Jocelyn, always
a good student, passed through our system and went on to graduate
from Peruvian public school by 2011.
Her career
dream was to one day open he own restaurant. We offered to sponsor
her in an international trade school, (gifted to Peru by the European
Community), to studying catering management.
Again, she
performed well in both the classroom and on-the-job practising parts
of the course. In 2014 she completed the course and was given an
informal document stating that she had completed in the top ten
percent of the class, and that she was entitled to receive both
a diploma and a Catering Management Licence.
Jocelyn took
a job as assistant manager of a fast food franchisee, and she returned
regularly to the trade school administrative office for her diploma
and license. They always had a new reason why she would have to
return yet again, that "her documents were not yet ready".

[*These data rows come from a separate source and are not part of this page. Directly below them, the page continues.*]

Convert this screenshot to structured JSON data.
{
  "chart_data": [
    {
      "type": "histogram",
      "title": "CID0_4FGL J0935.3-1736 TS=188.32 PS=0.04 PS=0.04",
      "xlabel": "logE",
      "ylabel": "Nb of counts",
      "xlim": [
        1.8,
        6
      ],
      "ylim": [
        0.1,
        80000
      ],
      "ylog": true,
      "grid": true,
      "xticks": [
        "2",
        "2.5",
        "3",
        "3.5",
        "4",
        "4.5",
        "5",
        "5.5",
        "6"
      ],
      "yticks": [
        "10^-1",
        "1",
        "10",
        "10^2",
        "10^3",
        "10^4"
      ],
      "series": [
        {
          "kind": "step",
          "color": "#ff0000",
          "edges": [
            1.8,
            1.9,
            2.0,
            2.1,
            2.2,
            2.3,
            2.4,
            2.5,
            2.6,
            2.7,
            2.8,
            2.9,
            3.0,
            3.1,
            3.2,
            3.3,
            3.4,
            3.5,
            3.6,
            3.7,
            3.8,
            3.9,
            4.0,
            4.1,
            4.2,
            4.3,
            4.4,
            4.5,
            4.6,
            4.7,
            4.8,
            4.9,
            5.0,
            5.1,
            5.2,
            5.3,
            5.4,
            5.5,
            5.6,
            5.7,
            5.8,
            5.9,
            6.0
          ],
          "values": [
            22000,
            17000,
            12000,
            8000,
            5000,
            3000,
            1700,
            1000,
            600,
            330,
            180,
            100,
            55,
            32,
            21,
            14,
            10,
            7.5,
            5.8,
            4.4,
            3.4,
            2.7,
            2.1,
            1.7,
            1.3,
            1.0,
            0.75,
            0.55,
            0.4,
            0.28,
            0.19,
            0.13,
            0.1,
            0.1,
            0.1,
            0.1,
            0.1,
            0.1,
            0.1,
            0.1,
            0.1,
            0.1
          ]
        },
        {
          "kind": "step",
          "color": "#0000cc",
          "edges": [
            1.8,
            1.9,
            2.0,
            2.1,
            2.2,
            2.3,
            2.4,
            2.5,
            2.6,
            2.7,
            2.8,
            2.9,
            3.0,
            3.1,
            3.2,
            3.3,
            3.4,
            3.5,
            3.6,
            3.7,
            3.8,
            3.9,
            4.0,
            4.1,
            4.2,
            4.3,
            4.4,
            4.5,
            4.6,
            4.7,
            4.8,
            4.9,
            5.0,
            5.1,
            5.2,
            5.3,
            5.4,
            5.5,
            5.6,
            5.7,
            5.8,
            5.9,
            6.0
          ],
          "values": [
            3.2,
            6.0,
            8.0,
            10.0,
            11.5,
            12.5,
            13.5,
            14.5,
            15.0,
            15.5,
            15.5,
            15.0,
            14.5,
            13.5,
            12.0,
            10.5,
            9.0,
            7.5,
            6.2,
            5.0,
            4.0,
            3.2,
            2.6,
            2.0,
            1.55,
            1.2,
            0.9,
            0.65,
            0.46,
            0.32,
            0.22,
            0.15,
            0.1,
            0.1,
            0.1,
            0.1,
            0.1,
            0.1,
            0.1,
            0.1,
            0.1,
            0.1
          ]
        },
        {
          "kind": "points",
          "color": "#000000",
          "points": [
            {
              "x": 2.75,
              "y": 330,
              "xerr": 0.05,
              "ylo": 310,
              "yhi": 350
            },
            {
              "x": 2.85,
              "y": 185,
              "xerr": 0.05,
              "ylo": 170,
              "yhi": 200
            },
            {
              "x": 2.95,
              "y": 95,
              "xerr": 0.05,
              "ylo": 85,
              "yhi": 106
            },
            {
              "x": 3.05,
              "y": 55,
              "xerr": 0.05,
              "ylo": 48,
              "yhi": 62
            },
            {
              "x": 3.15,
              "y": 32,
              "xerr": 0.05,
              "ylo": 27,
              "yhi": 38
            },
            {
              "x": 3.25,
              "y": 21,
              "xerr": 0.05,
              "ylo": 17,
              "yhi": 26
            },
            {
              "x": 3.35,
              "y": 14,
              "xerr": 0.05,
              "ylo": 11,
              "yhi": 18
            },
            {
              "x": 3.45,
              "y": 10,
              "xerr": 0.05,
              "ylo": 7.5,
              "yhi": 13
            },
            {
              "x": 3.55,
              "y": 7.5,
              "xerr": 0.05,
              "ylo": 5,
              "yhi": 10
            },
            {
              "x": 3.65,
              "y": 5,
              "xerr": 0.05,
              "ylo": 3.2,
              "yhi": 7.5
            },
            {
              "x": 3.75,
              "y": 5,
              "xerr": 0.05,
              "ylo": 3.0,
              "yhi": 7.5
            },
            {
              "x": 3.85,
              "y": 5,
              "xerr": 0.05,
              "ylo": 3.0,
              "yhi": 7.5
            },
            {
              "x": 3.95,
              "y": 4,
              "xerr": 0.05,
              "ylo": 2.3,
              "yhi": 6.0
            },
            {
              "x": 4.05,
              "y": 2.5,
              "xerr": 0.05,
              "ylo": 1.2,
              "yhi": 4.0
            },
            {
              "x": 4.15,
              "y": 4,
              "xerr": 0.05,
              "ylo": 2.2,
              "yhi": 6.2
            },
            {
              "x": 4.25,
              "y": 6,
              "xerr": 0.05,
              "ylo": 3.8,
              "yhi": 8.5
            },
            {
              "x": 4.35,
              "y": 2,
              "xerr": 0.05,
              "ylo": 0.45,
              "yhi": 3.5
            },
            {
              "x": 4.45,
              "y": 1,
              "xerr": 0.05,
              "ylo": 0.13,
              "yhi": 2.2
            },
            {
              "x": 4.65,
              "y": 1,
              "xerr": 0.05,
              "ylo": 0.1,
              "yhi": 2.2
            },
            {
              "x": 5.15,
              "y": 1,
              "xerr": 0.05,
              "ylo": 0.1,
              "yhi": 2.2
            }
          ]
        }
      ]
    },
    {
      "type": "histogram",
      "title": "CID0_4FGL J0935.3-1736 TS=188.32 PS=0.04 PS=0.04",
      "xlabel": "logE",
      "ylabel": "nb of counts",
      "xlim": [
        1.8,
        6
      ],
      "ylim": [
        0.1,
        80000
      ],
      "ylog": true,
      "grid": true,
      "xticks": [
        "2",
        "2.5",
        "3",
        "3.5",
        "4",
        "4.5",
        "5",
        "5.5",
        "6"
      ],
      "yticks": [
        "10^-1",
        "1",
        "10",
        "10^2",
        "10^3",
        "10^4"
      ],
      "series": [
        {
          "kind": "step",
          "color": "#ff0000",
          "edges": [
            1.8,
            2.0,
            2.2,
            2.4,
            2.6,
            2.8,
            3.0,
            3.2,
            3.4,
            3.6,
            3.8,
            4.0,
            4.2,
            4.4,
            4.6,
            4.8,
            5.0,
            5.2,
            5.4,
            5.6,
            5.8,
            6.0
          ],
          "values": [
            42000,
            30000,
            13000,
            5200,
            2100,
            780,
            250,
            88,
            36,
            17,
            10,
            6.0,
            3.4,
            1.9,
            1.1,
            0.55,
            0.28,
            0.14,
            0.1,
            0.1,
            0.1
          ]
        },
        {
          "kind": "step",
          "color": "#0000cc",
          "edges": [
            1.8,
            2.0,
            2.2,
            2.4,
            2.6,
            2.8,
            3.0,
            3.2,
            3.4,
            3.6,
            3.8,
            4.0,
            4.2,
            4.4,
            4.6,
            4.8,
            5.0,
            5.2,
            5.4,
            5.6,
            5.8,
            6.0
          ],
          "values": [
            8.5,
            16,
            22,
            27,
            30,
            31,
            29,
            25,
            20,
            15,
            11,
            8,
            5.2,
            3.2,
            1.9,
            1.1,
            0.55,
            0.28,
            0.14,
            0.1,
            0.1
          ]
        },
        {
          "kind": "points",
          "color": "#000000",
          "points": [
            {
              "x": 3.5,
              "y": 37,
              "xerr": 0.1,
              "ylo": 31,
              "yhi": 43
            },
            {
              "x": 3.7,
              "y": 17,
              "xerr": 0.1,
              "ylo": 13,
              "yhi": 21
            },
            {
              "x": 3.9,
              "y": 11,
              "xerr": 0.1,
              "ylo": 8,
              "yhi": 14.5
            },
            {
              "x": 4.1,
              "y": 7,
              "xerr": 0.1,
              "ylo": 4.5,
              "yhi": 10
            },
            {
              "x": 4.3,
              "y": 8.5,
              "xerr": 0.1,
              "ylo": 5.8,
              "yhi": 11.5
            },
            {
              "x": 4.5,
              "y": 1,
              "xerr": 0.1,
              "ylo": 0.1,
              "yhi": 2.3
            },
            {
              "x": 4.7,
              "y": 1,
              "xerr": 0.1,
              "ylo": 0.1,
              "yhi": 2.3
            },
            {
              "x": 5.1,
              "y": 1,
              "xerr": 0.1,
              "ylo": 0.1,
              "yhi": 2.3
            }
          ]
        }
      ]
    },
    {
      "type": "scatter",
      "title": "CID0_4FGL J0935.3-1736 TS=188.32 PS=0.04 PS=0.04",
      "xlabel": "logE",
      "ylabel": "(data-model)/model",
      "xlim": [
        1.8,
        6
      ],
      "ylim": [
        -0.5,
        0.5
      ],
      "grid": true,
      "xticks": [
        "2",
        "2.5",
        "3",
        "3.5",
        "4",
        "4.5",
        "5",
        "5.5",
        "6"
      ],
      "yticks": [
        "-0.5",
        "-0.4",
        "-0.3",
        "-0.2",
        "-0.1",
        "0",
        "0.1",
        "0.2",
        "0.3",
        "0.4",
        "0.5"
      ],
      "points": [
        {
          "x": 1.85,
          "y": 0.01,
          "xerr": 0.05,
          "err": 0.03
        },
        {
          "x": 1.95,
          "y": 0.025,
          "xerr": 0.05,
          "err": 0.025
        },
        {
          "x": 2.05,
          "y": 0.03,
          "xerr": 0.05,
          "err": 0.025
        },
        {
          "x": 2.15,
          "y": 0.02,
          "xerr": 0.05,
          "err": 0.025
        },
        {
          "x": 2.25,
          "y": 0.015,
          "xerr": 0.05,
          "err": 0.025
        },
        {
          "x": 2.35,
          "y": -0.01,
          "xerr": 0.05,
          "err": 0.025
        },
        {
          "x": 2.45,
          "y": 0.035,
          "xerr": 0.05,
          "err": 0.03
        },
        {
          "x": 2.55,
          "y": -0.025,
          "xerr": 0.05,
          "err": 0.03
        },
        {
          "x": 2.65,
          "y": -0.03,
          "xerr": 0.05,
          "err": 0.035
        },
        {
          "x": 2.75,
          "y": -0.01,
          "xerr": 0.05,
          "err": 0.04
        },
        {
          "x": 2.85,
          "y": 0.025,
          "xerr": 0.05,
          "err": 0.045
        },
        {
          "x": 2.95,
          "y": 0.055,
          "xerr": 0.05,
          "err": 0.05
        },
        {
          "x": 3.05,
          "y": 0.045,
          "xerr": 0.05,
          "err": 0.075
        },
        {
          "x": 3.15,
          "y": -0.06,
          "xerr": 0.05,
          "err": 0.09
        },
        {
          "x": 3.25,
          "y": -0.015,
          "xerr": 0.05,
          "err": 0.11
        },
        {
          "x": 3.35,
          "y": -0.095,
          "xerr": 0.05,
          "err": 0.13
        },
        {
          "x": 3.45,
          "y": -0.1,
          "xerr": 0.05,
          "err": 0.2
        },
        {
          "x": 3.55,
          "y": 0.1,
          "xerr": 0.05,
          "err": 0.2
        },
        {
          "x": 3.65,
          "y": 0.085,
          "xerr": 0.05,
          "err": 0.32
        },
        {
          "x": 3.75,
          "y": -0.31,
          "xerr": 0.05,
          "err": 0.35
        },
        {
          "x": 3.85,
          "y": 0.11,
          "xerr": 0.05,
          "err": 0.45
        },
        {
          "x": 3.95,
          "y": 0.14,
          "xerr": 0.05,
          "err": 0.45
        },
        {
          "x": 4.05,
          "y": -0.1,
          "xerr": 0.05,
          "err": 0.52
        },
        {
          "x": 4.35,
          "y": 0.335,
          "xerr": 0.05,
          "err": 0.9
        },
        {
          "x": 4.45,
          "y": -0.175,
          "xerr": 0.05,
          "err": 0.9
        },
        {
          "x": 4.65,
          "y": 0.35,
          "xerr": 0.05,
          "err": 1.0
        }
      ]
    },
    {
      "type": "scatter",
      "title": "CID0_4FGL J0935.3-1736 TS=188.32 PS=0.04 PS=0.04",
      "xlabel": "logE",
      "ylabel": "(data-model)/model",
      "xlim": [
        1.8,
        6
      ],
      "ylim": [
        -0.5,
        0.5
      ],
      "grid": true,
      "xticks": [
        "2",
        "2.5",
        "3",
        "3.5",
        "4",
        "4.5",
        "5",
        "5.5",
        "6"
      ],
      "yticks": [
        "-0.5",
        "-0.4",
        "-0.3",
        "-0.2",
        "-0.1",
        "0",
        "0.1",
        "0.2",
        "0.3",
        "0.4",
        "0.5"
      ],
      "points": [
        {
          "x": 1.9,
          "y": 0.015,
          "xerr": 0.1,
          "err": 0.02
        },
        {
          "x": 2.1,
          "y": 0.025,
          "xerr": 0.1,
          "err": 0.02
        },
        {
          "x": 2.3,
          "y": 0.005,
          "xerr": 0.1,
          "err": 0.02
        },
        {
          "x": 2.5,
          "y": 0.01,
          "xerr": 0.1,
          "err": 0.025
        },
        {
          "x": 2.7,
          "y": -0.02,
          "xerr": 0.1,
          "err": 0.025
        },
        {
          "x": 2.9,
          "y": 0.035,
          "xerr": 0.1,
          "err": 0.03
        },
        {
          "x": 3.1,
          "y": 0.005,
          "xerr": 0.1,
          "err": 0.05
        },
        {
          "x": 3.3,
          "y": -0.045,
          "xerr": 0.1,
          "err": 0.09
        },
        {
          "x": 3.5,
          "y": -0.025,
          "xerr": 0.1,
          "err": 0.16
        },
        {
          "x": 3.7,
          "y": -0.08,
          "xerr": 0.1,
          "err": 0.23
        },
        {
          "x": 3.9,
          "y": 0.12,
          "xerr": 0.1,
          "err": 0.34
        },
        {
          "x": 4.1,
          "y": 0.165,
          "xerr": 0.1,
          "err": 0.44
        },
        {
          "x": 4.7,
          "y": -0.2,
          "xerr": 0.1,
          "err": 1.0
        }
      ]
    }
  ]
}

After six months of trying on her own, she asked if we could help.
On her first
visit to the people she knew at the trade school, our project manager
quickly realised that Jocelyn's impediment was that she had failed
to offer a bribe, to make her documents materialise. The same now
would apply to our project director, only the required bribe just
got more expensive.
Our NGO has participated for decades in an international Transparency
campaign, TRANSPARENCY
TRUST, and we therefore could not offer the simple solution
that would produce poor Jocelyn's documents. Instead we attempted
to persuade the administrator, cajole her, go over her head to her
male supervisor - which proved anti productive. We considered the
possible merits of going to the press, the law, politicians. In
a thoroughly corrupt society - which, sadly, is the condition in
most developing countries - such actions could easily have backfired
and Jocelyn would never receive her diploma and licence.
Therefore, for
eighteen months we vouched for Jocelyn whenever she needed to present
her bona fides to her employer. At the same time we made of ourselves
a daily polite nuisance to the trade school administrator. Until
one day in July, 2016 Jocelyn was invited to come pick up her documents.
Charo, our project director, accompnied her.